Kabul, Afghanistan • Two clear front-runners emerged in Afghanistan’s presidential election as partial results released Sunday showed a tight race that increasingly appears destined for a runoff vote.

Both candidates promise a fresh start with the West, vowing to sign a security pact with the United States, which has been rejected by President Hamid Karzai.

With 10 percent of the ballots counted, Abdullah Abdullah, who was Karzai’s main rival in his fraud-marred re-election in 2009, had 41.9 percent of the vote. Ashraf Ghani Ahmadzai, a former finance minister and World Bank official, followed with 37.6 percent. Zalmai Rassoul, another former foreign minister considered as Karzai’s pick, was a distant third with 9.8 percent. Karzai himself was constitutionally barred from seeking a third term.

Officials cautioned the vote count could change as full preliminary results won’t be due until April 24, but the early numbers suggest none of the eight candidates likely will get the outright majority needed to avoid a runoff.

Shortly after officials announced the results, Abdullah said he will seek a unity government if elected, but he only saw one role for Ghani.

“Dr. Ghani could serve as a loyal opposition. That’s also a service to the nation,” Abdullah said in an interview at his home in Kabul.

Ghani, however, remained confident that he would be in first place at the final tally.

Final results are to be declared in mid-May once complaints of fraud are fully investigated.
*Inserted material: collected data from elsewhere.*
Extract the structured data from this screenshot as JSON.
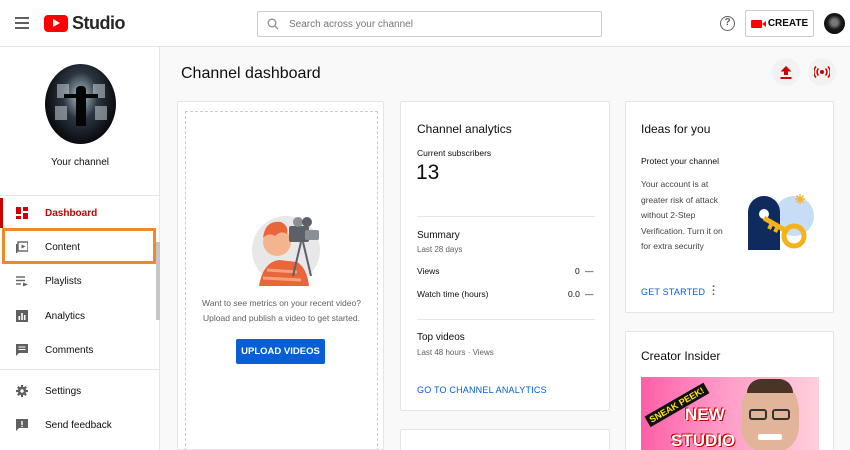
{
  "app": {
    "name": "Studio"
  },
  "search": {
    "placeholder": "Search across your channel"
  },
  "header": {
    "create_label": "CREATE"
  },
  "sidebar": {
    "channel_label": "Your channel",
    "items": [
      {
        "label": "Dashboard",
        "icon": "dashboard-icon",
        "active": true
      },
      {
        "label": "Content",
        "icon": "content-icon"
      },
      {
        "label": "Playlists",
        "icon": "playlists-icon"
      },
      {
        "label": "Analytics",
        "icon": "analytics-icon"
      },
      {
        "label": "Comments",
        "icon": "comments-icon"
      },
      {
        "label": "Settings",
        "icon": "settings-icon"
      },
      {
        "label": "Send feedback",
        "icon": "feedback-icon"
      }
    ]
  },
  "main": {
    "title": "Channel dashboard"
  },
  "upload_card": {
    "text_line1": "Want to see metrics on your recent video?",
    "text_line2": "Upload and publish a video to get started.",
    "button": "UPLOAD VIDEOS"
  },
  "analytics": {
    "title": "Channel analytics",
    "subscribers_label": "Current subscribers",
    "subscribers": "13",
    "summary_title": "Summary",
    "summary_period": "Last 28 days",
    "rows": [
      {
        "label": "Views",
        "value": "0",
        "trend": "—"
      },
      {
        "label": "Watch time (hours)",
        "value": "0.0",
        "trend": "—"
      }
    ],
    "top_title": "Top videos",
    "top_period": "Last 48 hours · Views",
    "link": "GO TO CHANNEL ANALYTICS"
  },
  "ideas": {
    "title": "Ideas for you",
    "subtitle": "Protect your channel",
    "body": [
      "Your account is at",
      "greater risk of attack",
      "without 2-Step",
      "Verification. Turn it on",
      "for extra security"
    ],
    "cta": "GET STARTED"
  },
  "creator": {
    "title": "Creator Insider",
    "thumb_text1": "SNEAK PEEK!",
    "thumb_text2": "NEW",
    "thumb_text3": "STUDIO"
  }
}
The man who replaces Karzai, the only president Afghans have known since the U.S.-led invasion ousted the Taliban in 2001, faces a huge task in fighting the insurgents and overseeing the withdrawal of the last foreign combat troops by the end of this year.

Both front-runners support women’s rights and differ largely on domestic issues such as relations with Pakistan and peace talks with the Taliban. They also have promised to sign a bilateral security agreement with the United States that would allow thousands of foreign troops to remain in the country in a training and advisory role after 2014.